Yup! My username gra-phil-war is a mash up of three people:
1. Benjamin Graham
2. Philip Fisher
3. Warren Buffett
Let’s talk about mistakes. In my youth, I refused to buy Apple when it was sub-200B market cap because I was a so-called value investor looking for defensible moats like Warren Buffett in industries that do not change very much, like candy or Coke. basically i was looking for good companies at a cheap price, and I would be hunting in the sub-10 p/e range, etc. Avoided tech companies because: “well Warren doesn’t think they have a moat because tech turns over too much, so why should I ever invest in Apple.”
10 years later, Apple is like 30% of Berkshire’s investment portfolio, Warren Buffett is fawning over Apple’s massive moat and taking selfies with Tim Cook and I have managed to talk myself out of a 10-bagger because of my self imposed blinders.
To be brutally honest, my mistake was that I was just copying styles. Yes I was listening to Graham, Fisher and Buffett, but I was not truly understanding the spirit of investing — which is being able to see the future, and paying less than it is worth in the present. I was, in being so straight and narrow to the style and not the substance— putting myself in a mental straight jacket.
The lesson I took away from that experience is that growth companies ARE value companies.

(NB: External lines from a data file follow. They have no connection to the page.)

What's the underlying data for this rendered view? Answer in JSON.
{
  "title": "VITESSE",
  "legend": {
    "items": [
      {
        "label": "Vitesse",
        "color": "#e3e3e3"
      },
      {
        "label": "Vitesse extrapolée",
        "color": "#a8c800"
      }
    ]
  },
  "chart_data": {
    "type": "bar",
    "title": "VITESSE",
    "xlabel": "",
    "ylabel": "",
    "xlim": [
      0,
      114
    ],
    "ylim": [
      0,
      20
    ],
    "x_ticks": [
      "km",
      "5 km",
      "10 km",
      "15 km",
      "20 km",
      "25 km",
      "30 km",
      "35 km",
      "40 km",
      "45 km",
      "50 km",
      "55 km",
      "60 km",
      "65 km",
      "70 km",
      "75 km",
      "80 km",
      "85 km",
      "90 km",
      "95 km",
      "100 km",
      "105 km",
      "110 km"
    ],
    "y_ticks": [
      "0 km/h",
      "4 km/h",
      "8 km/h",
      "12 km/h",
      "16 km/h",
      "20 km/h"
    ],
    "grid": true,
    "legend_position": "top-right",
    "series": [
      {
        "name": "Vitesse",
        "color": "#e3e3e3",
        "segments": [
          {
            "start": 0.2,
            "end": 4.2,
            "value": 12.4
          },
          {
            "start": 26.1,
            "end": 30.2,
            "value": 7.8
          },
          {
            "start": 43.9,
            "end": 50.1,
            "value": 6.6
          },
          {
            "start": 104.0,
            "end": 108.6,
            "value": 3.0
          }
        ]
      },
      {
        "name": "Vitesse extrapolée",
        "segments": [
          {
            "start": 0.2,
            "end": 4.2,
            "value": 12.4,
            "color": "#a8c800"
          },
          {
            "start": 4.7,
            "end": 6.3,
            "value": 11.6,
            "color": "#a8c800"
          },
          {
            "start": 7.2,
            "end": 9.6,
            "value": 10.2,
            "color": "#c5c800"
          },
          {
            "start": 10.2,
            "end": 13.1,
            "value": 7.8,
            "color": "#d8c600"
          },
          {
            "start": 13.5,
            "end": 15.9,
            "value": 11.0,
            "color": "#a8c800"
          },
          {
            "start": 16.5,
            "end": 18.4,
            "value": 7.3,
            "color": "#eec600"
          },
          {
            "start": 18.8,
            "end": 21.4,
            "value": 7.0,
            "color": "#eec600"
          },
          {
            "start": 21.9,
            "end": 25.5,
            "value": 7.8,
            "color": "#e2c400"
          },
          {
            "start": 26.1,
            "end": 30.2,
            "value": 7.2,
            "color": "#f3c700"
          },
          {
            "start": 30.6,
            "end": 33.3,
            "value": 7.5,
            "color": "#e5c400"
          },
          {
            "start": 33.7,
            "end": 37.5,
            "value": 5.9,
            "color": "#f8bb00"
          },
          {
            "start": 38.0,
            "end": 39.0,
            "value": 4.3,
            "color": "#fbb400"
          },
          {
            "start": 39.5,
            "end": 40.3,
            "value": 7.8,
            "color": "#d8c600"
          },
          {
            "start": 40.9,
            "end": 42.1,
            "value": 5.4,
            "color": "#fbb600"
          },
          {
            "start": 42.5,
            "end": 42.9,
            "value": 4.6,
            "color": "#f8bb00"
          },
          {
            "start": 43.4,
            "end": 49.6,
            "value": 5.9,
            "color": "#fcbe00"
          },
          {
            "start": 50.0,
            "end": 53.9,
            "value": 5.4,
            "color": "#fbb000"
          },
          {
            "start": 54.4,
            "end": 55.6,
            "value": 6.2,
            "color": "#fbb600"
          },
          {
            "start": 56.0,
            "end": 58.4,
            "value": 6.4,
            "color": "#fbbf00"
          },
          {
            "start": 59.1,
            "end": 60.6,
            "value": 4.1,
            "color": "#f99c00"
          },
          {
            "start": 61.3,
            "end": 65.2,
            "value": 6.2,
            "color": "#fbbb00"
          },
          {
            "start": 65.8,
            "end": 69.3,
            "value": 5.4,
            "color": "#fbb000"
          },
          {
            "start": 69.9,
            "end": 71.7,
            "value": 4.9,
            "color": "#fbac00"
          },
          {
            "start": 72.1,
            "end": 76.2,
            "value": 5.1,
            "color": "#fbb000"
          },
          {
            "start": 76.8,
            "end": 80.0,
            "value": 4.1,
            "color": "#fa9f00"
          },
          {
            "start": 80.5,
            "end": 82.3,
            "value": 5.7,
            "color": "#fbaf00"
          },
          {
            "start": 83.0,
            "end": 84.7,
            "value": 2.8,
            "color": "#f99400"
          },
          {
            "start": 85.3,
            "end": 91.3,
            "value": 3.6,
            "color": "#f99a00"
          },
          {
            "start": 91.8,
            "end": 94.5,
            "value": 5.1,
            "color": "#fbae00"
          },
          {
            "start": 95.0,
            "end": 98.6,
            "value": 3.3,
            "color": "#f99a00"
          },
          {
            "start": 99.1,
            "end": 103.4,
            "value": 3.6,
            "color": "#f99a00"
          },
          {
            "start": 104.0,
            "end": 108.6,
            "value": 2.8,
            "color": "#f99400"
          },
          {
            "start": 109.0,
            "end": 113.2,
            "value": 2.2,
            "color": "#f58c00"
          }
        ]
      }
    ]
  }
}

Typical “value” companies are undervalued based on their past 10 year track record of earnings power, and everyone can see that record so it’s competitive and the market is actually pretty good on handicapping the odds in those situations, making it really hard to get an edge. You need to turn over a lot of rocks to find these, and you’re hoping for some mean reversion to get you that nice bump and rinse and repeat. On the other hand, growth companies (not all, I’m talking about a select few) tend to be underpriced on the basis of the next 10 years, and you can hold without paying cap gains taxes, and sometimes a growth company will evolve to something 10 years in the future far greater than what you can see from your vantage point in the present (see: Netflix evolution from shipper of DVDs to streaming to content production+streaming, and Amazon from online bookseller to AWS to well whatever the hell they are today. Behemoth?) Most people are skeptical/uncomfortable basing their valuation on future growth that by definition hasn’t happened yet. Because of that discomfort I think growth companies can be severely mispriced, on the growth that you can see from your vantage point today alone (with all the other unforeseen growth potentially serving as improved upside that you never paid for but would definitely benefit from).
Of course you’ll need to have conviction about the next 10 years, and your vision of the future needs to be roughly accurate. But yeah severe mispricings occur, especially when you get the combination of multiple expansion (as the market awakens to the company) AND earnings growth (the company executed on your vision of the future potential).
When I look at TSLA at 1500, it’s underpricing my vision for auto growth and margin potential in 2020 already. Then there’s two other free call options built into the stock price: a call on autonomy, and a call on energy. I think both of those are enormously valuable and they’re currently priced at $0. So as a value investor I think it’s an enormously compelling opportunity.
Like Warren once said, you might only get 20 punches in your punchcard over an investing lifetime, where a pitch comes right down the middle. What are you going to do when you see that fat pitch? Bunt to get to first? No, you SWING for the fences, ya bum! And that’s what I’m doing as a so-called value investor in TSLA.